Last night’s T.I.D.E. was all about the scripture. While I didn’t agree with absolutely everything that was said, one thing that did strike me was when the speaker said that she never reads the Bible without her notebook open beside her. She was once told “Why do you expect the Almighty God to speak to you if you’re not even prepared to write it down.”

This I found quite a challenge on a number of fronts – do I really expect God to speak everytime I open the bible? Do I always read scripture in such a way that I am listening in case God wants to speak. Do I ever read scripture like this (in my own personal time with God, rather than when preparing a sermon or whatever)?

So this morning I decided to slow down my reading during Morning Prayer, and really concentrate on the words, just to see if there was any little nugget I might find, or indeed if God might speak.

I can’t say I had any great revelation, but two things struck me about the Psalm, which was 139 – “Oh God you have search me and know me”. This is an extremely familiar psalm, much of which I know by heart (thanks to Andy Piercy’s song) – but the first part of v2 really struck me in a way I’m not sure it ever has before:

You mark out my journeys and my resting place

and are acquainted with all my ways.

It’s easy to think God marks out our journeys – when we’re out there doing stuff, especially stuff for God.
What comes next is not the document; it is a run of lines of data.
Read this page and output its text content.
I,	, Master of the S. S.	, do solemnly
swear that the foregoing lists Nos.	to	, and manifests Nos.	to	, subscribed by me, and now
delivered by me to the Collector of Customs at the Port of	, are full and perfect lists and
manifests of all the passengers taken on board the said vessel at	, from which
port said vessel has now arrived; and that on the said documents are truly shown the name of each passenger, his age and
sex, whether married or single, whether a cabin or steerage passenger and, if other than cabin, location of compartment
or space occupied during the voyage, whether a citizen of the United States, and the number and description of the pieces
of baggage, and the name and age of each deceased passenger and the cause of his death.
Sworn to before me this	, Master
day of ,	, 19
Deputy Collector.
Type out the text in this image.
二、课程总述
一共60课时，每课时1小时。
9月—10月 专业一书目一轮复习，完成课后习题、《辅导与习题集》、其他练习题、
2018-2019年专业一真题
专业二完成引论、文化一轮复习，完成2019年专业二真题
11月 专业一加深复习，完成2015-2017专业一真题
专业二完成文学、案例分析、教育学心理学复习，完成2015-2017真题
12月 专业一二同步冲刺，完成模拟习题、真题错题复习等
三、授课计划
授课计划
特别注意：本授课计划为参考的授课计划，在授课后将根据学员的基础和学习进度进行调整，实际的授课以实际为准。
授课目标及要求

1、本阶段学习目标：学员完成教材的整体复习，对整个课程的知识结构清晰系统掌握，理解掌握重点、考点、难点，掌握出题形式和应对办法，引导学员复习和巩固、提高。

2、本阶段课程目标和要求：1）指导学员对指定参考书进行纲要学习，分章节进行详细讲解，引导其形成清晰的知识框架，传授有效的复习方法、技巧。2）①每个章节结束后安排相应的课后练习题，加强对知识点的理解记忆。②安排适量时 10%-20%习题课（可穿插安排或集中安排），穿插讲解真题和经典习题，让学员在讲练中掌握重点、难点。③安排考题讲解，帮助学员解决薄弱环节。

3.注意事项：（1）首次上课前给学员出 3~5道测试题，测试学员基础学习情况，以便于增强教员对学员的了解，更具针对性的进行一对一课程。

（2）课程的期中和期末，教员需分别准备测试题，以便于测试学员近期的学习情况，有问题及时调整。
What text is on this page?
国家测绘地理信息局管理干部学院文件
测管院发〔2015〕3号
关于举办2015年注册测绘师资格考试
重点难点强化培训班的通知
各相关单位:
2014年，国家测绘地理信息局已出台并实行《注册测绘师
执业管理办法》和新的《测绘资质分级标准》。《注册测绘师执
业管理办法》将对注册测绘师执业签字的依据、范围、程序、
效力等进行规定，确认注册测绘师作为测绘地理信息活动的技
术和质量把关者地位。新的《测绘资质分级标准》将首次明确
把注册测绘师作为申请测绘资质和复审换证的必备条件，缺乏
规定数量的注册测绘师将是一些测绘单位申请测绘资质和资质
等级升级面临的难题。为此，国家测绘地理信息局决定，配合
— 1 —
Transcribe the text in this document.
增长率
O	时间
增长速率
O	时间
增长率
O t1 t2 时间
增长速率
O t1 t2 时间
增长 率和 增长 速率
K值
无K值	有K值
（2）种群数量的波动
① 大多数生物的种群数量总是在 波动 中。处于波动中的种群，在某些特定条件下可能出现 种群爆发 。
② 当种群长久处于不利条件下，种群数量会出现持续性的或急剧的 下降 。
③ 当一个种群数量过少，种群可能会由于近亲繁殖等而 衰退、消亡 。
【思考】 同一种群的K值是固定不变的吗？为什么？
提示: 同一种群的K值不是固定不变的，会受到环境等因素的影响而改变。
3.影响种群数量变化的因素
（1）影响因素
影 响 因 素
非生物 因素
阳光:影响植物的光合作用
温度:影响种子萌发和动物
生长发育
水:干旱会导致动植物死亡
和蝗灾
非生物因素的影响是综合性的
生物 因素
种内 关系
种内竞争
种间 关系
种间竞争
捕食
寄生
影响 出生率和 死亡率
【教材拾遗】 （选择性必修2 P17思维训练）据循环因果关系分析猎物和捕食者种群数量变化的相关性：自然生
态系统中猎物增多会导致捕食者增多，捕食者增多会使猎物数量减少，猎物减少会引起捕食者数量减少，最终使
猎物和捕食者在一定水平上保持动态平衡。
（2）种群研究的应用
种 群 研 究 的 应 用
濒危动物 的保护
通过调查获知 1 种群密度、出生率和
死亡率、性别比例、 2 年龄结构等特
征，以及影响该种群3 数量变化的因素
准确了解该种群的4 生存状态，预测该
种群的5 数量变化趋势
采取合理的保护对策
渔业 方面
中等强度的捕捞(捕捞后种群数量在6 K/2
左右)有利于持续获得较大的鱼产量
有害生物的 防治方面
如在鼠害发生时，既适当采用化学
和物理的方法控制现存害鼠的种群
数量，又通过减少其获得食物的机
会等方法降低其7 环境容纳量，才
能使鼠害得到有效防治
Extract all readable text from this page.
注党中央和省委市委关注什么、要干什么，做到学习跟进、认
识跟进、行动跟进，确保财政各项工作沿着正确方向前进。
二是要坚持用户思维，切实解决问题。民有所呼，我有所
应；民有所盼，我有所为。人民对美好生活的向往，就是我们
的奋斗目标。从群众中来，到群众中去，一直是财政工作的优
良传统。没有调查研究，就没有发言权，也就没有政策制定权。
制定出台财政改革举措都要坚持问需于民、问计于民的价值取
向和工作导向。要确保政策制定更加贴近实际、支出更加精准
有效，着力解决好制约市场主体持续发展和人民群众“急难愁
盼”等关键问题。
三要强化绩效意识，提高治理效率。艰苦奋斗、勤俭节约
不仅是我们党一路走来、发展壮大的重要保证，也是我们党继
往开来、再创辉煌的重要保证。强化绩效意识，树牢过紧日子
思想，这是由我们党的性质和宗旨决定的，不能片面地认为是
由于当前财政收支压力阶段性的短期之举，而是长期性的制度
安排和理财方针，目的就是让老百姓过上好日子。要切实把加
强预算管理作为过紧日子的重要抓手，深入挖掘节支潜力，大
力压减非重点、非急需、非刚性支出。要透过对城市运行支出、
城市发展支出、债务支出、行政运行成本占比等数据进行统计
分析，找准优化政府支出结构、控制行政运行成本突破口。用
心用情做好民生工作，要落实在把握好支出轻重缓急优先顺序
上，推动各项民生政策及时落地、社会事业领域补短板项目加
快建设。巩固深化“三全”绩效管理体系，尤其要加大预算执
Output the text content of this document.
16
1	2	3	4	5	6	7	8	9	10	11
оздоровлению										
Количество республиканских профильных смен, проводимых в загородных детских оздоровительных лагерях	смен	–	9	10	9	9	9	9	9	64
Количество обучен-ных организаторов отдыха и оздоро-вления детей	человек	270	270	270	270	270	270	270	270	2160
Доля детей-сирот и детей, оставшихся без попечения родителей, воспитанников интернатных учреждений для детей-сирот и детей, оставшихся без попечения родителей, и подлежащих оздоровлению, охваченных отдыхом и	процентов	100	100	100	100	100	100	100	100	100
But He also marks out our resting places. That is when we’re not doing anything, and life is in a holding pattern, God is still very much there in the middle of it.

The second thing that struck is that for the first time I understood something of what vv 19 and 22 are about:

19O that you would slay the wicked, O God,

  that the bloodthirsty might depart from me!

22I hate them with a perfect hatred;

  they have become my own enemies also.

In the past this has always jarred, compared with the beautiful and gentle preceding verses, but I think having taken the whole Pslam really slowly, and come into the presence of this awesome God, I felt for the first time some of the anger the Psalmist expresses at those people who hurt, reject, and despise this amazing loving God. I might not got so far as to say “I hate them with a perfect hatred”, but I am just starting to get a glimpse of what might be going on. CS Lewis’s Reflection on the Psalms talk about this quite a lot, and it’s a book I’ve found very helpful, incidentally.